— Я никогда не хотела, чтобы ты чувствовал себя идиотом, — сказала Купер, снова опускаясь на стул.
— Но так уж вышло с самого начала. Ты всегда была более зрелой. Просто взрослой. И лучше меня во всем.
— Я никогда не говорила, что я лучше тебя.
— А тебе было и не нужно. Все и так было очевидно до боли. Я притворялся, а ты всегда была настоящей. Черт возьми, ты даже пишешь лучше, чем я.
— Неправда.
Он побарабанил пальцами по блокноту:
— Знаешь, что меня по-настоящему задевало? То, как ты делала работу за Джорджа. Он просто давал тебе тему репортажа, и ты без усилий освещала ее, как будто тебе это вообще ничего не стоило. С твоим — то средним школьным образованием.
— Ты же знаешь, я была вынуждена прикрывать его задницу.
— Но ведь никто не заставлял тебя делать это так чертовски хорошо! Мне было невыносимо, что ты на каждом шагу оказываешься лучше меня.
— Я и не знала, что мы соревнуемся.
— Да какое соревнование! Ты обошла меня на несколько кругов с самого старта.
— И почему ты рассказываешь мне все это сейчас?
— Потому что я решил быть честным с самим собой, раз уж ни на что другое я не гожусь. Ты заставила меня увидеть, что я — фальшивка. Поэтому мне хотелось причинить тебе боль.
— Ты все еще пытаешься чем-то оправдать свою неверность? Брось, теперь все это неважно.

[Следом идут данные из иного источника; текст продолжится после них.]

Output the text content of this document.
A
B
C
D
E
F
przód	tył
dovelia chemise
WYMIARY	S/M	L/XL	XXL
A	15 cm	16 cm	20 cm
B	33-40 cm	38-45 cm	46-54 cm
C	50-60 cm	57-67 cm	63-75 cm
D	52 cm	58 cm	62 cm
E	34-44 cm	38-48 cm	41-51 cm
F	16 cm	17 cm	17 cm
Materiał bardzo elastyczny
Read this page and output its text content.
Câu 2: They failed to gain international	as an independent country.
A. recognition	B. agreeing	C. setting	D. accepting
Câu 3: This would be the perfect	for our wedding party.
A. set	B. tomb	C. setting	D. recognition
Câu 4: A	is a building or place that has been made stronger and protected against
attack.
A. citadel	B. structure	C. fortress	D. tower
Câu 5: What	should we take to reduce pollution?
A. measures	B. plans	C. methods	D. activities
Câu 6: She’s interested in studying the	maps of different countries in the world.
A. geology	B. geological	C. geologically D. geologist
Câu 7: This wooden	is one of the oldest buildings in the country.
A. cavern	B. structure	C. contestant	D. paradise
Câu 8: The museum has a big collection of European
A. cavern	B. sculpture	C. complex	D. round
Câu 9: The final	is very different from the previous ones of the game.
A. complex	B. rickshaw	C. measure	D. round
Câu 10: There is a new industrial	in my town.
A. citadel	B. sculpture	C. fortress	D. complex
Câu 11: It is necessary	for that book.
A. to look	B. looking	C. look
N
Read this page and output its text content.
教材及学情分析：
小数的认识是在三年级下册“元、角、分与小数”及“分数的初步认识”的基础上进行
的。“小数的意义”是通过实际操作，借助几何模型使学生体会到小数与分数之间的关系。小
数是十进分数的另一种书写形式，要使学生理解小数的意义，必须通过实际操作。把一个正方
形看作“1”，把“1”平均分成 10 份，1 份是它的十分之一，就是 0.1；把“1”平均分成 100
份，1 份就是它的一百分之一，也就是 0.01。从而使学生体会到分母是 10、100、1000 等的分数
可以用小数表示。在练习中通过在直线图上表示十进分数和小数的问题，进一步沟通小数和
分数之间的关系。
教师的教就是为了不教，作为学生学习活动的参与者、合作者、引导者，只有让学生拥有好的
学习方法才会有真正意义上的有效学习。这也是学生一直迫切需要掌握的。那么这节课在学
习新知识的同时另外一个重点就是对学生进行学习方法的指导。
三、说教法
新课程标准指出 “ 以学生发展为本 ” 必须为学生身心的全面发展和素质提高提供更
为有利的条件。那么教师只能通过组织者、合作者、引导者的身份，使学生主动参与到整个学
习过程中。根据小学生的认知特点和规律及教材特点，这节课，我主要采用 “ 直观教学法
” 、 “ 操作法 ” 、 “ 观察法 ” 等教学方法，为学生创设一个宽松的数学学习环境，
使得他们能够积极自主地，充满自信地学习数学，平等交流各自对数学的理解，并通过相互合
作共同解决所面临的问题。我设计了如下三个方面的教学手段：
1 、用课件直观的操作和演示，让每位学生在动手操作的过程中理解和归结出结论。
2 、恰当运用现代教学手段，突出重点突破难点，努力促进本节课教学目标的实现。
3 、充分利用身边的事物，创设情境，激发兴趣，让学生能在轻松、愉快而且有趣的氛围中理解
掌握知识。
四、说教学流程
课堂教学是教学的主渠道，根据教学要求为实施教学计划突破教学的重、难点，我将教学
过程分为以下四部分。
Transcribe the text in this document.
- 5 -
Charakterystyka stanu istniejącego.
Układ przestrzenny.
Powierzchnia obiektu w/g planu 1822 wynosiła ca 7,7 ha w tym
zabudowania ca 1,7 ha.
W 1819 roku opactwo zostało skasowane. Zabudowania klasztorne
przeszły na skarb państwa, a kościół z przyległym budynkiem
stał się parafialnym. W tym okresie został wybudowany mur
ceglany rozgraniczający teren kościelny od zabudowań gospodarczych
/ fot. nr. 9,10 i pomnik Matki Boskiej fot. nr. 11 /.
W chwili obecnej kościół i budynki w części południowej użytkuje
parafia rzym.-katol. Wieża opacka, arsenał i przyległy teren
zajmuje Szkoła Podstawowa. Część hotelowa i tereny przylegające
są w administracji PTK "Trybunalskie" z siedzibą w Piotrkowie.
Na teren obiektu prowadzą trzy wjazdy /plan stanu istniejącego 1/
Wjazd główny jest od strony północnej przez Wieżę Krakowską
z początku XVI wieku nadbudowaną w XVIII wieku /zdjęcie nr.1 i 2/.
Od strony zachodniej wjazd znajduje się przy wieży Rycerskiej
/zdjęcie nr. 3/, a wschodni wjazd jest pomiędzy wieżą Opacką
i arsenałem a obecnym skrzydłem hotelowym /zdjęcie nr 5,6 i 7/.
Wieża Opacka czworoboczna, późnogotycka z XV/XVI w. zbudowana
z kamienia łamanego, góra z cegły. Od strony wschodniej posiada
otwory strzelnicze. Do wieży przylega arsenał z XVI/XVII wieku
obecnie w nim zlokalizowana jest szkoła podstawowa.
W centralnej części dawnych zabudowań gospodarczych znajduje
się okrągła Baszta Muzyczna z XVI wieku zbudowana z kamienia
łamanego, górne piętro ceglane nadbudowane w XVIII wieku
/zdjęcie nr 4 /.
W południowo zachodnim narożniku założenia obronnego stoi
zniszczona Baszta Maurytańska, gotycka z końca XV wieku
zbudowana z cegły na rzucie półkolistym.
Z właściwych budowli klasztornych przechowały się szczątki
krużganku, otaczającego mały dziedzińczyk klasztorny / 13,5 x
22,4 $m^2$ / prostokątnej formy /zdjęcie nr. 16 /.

— Я не оправдываюсь. Это правда. Я пытался сломить твой дух.
— Что ж, тебе это почти удалось.
— Ты мне льстишь, — сухо заметил он. — Мне и близко не удалось к этому подойти. Я спал с каждой женщиной, которая оказывалась рядом. Это вынудило тебя разлюбить меня, но ты все равно не сломалась. И знаешь, в чем заключалась главная проблема? Я любил тебя. — Он помолчал. — Я до сих пор тебя люблю.
Она не хотела, чтобы разговор пошел в этом направлении.
— Амори, прошло уже очень много времени.
— Много, — согласился он, склонив забинтованную голову. — После Брюсселя я снова начал работать над своим романом. Я все еще думал, что причиной моего нервного срыва явились ужасы, которым я стал свидетелем. Но нет. Меня сломало сознание того, что я — ничтожество. Я был не способен выполнить эту работу. Для меня задача оказалась неподъемной. На ее осуществление мне не хватило ни сил, ни таланта.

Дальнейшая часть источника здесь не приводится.